Let’s make a plot with ggplot() first:
(plot <- gapminder %>%
filter(year==2007) %>%
ggplot(aes(pop, lifeExp)) +
geom_point(aes(colour=gdpPercap), alpha=0.8) +
scale_x_log10() +
scale_colour_distiller(
trans = "log10",
breaks = 5^(1:20),
palette = "Blues"
) +
facet_wrap(~ continent) +
scale_y_continuous(breaks=10*(1:10)) +
theme_bw()) +
theme(axis.text = element_text(size=6),
strip.background = element_rect(fill = "lightblue"),
)
Now convert it to a plotly object:
library(plotly)
##
## Attaching package: 'plotly'
## The following object is masked from 'package:ggplot2':
##
## last_plot
## The following object is masked from 'package:stats':
##
## filter
## The following object is masked from 'package:graphics':
##
## layout
ggplotly(plot)
Now we can select and zoom the plot, with exact data when hovering.

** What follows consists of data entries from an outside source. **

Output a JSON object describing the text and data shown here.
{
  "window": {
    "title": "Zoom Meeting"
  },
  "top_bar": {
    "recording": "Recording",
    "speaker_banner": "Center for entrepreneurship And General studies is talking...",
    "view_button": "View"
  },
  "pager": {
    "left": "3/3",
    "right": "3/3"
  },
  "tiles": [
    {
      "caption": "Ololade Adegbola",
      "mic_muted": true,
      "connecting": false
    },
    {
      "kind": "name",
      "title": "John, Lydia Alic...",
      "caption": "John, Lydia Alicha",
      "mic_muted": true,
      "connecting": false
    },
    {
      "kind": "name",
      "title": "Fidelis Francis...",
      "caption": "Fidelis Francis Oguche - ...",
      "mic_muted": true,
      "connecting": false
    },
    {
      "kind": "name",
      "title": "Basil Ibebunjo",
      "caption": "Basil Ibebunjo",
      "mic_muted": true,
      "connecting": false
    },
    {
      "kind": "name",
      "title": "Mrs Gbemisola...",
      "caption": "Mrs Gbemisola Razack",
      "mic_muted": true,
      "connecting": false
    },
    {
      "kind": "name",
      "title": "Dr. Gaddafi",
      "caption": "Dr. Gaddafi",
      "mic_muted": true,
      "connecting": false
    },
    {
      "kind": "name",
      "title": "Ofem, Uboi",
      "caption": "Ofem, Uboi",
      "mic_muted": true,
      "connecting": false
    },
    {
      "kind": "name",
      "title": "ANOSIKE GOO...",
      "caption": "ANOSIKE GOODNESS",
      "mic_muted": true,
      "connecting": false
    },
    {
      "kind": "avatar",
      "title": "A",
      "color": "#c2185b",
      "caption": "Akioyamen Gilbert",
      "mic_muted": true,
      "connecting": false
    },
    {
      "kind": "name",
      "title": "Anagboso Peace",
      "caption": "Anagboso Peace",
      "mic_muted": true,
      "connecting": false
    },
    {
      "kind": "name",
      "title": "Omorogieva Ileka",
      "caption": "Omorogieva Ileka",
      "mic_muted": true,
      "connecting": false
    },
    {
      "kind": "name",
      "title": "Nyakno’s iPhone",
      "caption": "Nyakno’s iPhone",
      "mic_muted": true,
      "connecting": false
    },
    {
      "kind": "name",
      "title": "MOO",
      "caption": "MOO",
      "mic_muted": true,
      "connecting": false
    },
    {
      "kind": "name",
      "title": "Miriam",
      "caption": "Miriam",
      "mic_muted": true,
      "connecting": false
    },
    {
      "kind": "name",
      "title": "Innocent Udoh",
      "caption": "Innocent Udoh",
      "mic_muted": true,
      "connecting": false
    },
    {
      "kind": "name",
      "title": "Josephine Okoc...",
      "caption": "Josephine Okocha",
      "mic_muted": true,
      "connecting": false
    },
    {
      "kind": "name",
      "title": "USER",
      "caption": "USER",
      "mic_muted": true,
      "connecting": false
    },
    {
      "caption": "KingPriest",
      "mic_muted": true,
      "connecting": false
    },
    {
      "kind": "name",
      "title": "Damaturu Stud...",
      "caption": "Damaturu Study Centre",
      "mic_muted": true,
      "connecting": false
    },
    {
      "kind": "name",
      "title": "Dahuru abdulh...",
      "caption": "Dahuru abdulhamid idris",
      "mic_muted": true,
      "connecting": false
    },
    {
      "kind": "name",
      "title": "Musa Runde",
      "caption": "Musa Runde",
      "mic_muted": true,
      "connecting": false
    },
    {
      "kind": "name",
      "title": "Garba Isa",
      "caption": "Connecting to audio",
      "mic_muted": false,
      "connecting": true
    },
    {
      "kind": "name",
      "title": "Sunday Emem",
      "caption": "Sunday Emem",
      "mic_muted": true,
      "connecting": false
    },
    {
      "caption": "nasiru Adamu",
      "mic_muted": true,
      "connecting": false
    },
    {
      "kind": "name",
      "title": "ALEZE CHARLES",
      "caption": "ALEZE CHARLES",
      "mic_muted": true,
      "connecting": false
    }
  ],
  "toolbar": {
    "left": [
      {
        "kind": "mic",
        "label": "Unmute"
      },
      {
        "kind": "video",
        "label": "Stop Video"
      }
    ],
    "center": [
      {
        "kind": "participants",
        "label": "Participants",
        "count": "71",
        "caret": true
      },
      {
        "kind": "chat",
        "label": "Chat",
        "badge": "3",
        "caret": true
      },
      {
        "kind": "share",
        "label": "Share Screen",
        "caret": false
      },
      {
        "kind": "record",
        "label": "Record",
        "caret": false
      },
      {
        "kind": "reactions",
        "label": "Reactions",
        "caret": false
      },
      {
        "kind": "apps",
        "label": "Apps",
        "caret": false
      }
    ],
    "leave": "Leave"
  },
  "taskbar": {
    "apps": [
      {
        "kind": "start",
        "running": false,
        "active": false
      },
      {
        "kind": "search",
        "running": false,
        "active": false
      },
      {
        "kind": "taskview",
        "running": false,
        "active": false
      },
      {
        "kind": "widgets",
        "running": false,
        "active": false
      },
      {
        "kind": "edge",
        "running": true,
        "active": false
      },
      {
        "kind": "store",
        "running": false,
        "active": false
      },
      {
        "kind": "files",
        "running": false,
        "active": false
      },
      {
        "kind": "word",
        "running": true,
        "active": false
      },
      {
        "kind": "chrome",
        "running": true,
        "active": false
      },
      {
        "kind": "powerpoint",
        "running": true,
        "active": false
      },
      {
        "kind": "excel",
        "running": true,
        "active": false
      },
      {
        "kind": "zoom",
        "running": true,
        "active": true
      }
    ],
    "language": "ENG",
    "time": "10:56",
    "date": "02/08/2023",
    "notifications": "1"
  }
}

We can also autoscale it to make the plot more focused. It is also possible to move each graph up and down, right and left. Or view it in 3-d format:
gapminder %>%
filter(year==2007) %>%
plot_ly(
x = ~pop,
y = ~lifeExp,
z = ~gdpPercap,
type = "scatter3d",
mode = "markers",
opacity = 0.2)
Save the plot we made in part3:
ggsave("plot.png",plot)
## Saving 7 x 5 in image
Saved Plot